Rising costs for rewards may explain why card issuers have cut back some of the best rewards. Other perks, such as extended purchase returns, airline lost baggage protection, and auto rental insurance coverage, have seen declines as well.

12. 82% of New Rewards Cards Have No Annual Fee

Card companies make money from fees as well as finance charges, and annual fees for rewards cards have become more common.

Since 2015, almost one-quarter of new rewards cards came with an annual fee, up from 16% for existing rewards cards in that year. Three years later, 18% of new rewards cards had an annual fee.

“Rewards cards typically carry significantly higher annual fees than non-rewards cards,” the CFPB stated.

Premium cards with higher annual fees, bigger rewards, and more benefits generally accounted for some of the increase in annual fees for rewards cards.

13. Credit Cards Accounted for 23% of Payments in 2018

Cash is still a popular payment method, but cards have gained ground against paper money, especially for high-dollar transactions.

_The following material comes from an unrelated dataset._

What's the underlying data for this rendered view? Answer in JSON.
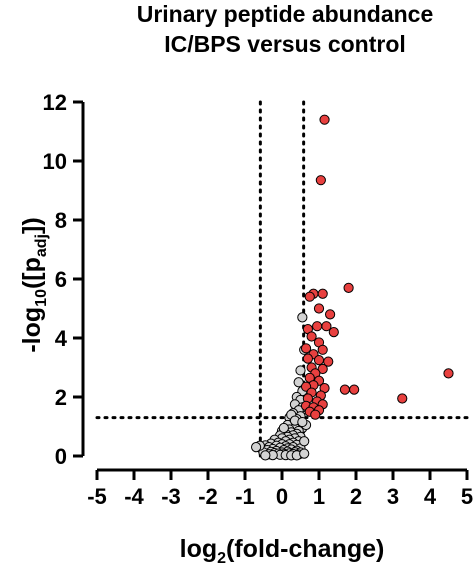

A representative sample of 2,873 consumers said they used credit cards for 23% of their transactions over staggered three-day periods in October 2018, according to the 2019 Diary of Consumer Payment Choice study conducted by the Federal Reserve. The proportion of card transactions was up 2% compared with 2017.

Share of Payment Instrument Usage by Year

Consumers used credit for 23% of transactions in 2018, according to the Federal Reserve.

Cash was used for 26% of all transactions; 49% of transactions of less than $10; and 42% of transactions of less than $25. Only 10% of payments of $25 or more were made in cash.

14. Balance Transfers Totaled $54 Billion in 2018

Balance transfer cards let you move some of your card debt from one card to another. This strategy may help you lower your finance charges. Many balance transfer cards offer an introductory 0% APR for a year or longer.

In 2018, consumers transferred $54 billion — or about 9% of the total — of card balances. Almost all of the transfers involved prime or superprime cards, according to the CFPB report.

The average balance transfer fee has declined slightly as a percentage of the amount transferred. In 2015, the average fee was 3.2%. In 2018, it was 2.8%.

The difference of .004% would be about $20 for a $5,000 balance transfer. For $54 billion in transfers, that small drop would have saved consumers $216 million.

15. Cash Advances Account for About 2% of Balances

Cash advances made up about 2% of overall card balances in 2018, the CFPB reported. The total volume of advances rose just 2% from 2015, far slower than the increase in credit card balances and purchases over the same time frame. Cash advances total more than $3 billion, on average, each quarter.

A cash advance lets you get cash, rather than make a purchase, from your available credit on your card. Your card issuer may treat your transaction as an advance if you use your card to:

  • make an ATM withdrawal.
  • purchase foreign currency, traveler’s checks, gift cards, prepaid cards, convenience checks, or virtual currency.
  • get chips at a casino.
  • buy gold at a bank.
  • cover an overdraft on a linked savings or checking account.

In general, the maximum amount you can withdraw as a cash advance, or cash line, is 20% of your credit card limit, according to the CFPB report. Cash advances typically involve upfront fees and interest that starts to accrue as soon as the cash is advanced. Cash advances have no grace period, and the interest rate may be higher than those for purchases.

Consider these Stats as You Search for Your Next Card

While there’s no one credit score that you have to have to get the best card offers, higher scores generally mean you’ll get more offers and be offered better terms, such as lower rates, fewer fees, and better rewards.

Reviewing your credit reports may also help you spot signs of identity theft.

One thing these credit card debt statistics won’t tell you is which cards are the best cards for you. To figure that out, you’ll need to think about some personal statistics, such as your credit score, whether you carry a balance, where you usually use your cards, and whether you’re a student or you own a business.

With those parameters in mind, you’ll be able to shop for and compare cards to choose the ones you want.